The study was published in the Journal of Behavioral Addictions.
In areas with the highest “neighborhood disadvantage” — determined by census factors such as the percentage of people who were unemployed, received public assistance and/or live in poverty — more than 11 percent were problem gamblers, compared to just 5 percent in neighborhoods ranking in the top fifth of economic advantage.
“We found that neighborhood disadvantage had a substantial effect on problem gambling, even after controlling for a person’s socioeconomic status, age, gender or race,” says Grace M. Barnes, RIA senior research scientist and first author. “We also controlled for the convenience of gambling opportunities in these neighborhoods and our findings were unchanged.”
Further, individuals with the lowest socioeconomic status in the poorest neighborhoods were at greatest risk for gambling problems.
Problem gambling was determined by a number of symptoms, including gambling with increasing amounts of money, repeated unsuccessful efforts to control or stop gambling, and preoccupation with gambling activities. Types of gambling included casinos, sports betting, horse or dog racing, lotteries and online gambling, as well as raffles, office pools, charitable gambling, pulltabs and bingo.
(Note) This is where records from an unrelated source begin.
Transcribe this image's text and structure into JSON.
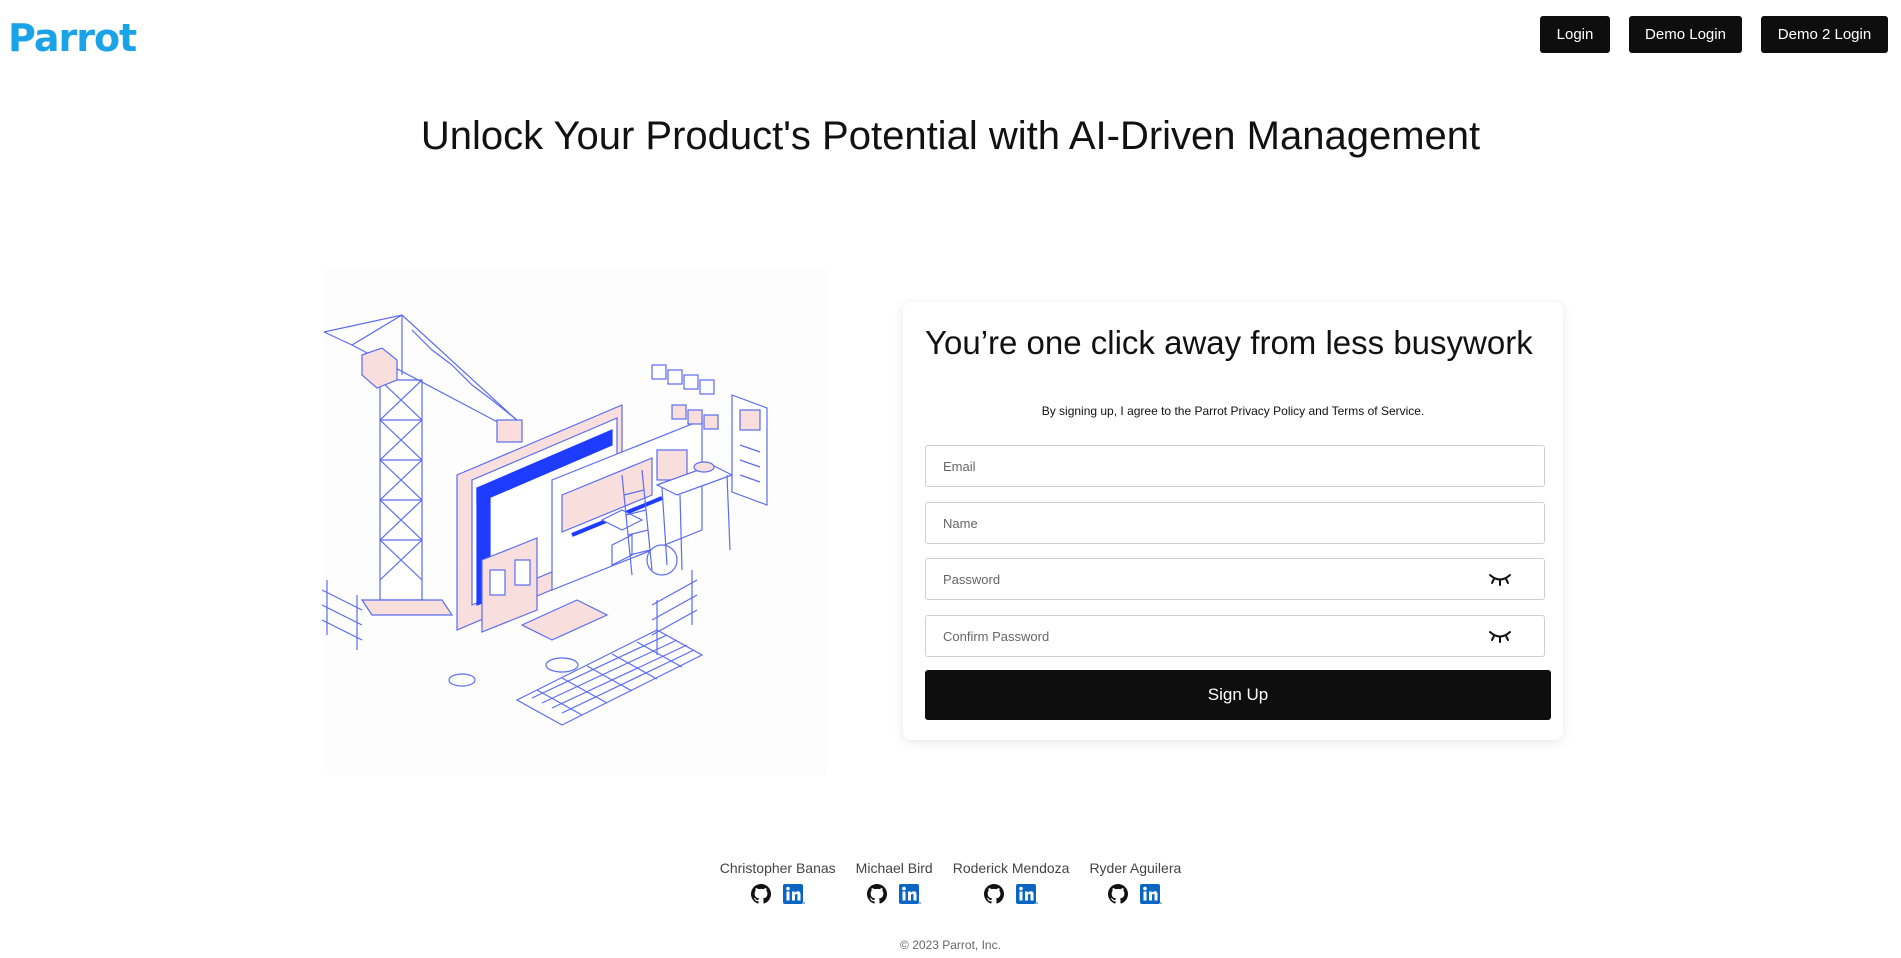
{
  "header": {
    "logo_text": "Parrot",
    "nav": {
      "login": "Login",
      "demo_login": "Demo Login",
      "demo2_login": "Demo 2 Login"
    }
  },
  "hero": {
    "title": "Unlock Your Product's Potential with AI-Driven Management"
  },
  "signup": {
    "title": "You’re one click away from less busywork",
    "terms": "By signing up, I agree to the Parrot Privacy Policy and Terms of Service.",
    "email_placeholder": "Email",
    "name_placeholder": "Name",
    "password_placeholder": "Password",
    "confirm_placeholder": "Confirm Password",
    "submit": "Sign Up"
  },
  "team": [
    {
      "name": "Christopher Banas"
    },
    {
      "name": "Michael Bird"
    },
    {
      "name": "Roderick Mendoza"
    },
    {
      "name": "Ryder Aguilera"
    }
  ],
  "footer": {
    "copyright": "© 2023 Parrot, Inc."
  },
  "colors": {
    "brand": "#1aa3e8",
    "button": "#0e0e0e",
    "linkedin": "#0a66c2",
    "illustration_line": "#5b6cf0",
    "illustration_fill": "#f9dede"
  },
  "icons": [
    "eye-closed-icon",
    "github-icon",
    "linkedin-icon"
  ]
}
The authors speculated on a number of reasons why gambling is more prevalent in poorer neighborhoods. “It may be that people who live in disadvantaged neighborhoods do not see many role models of financial success achieved through conventional means,” says John W. Welte, RIA senior research scientist and a study co-author. “Therefore, gambling may be viewed as one of the few opportunities for financial advancement, and perhaps provides the lure as a means for easily gaining money.”
This confirms what our common sense should tell us: Gov. Cuomo, by promoting the spread of casino gambling, has introduced a special tax on poor people. This is not progressive government.
Which is exactly why the Seneca Buffalo casino is located where it is.
Buffalo is 6th in a list of large cities with a higher percentage (31 percent) of lower income residents. Yet, despite the many efforts stop the building of our downtown casino, I see that it is now a reality as I head into the downtown UB campus to work (medical corridor).
It saddens me to see this building among the many better choices and initiatives that this city and UB is striving for downtown.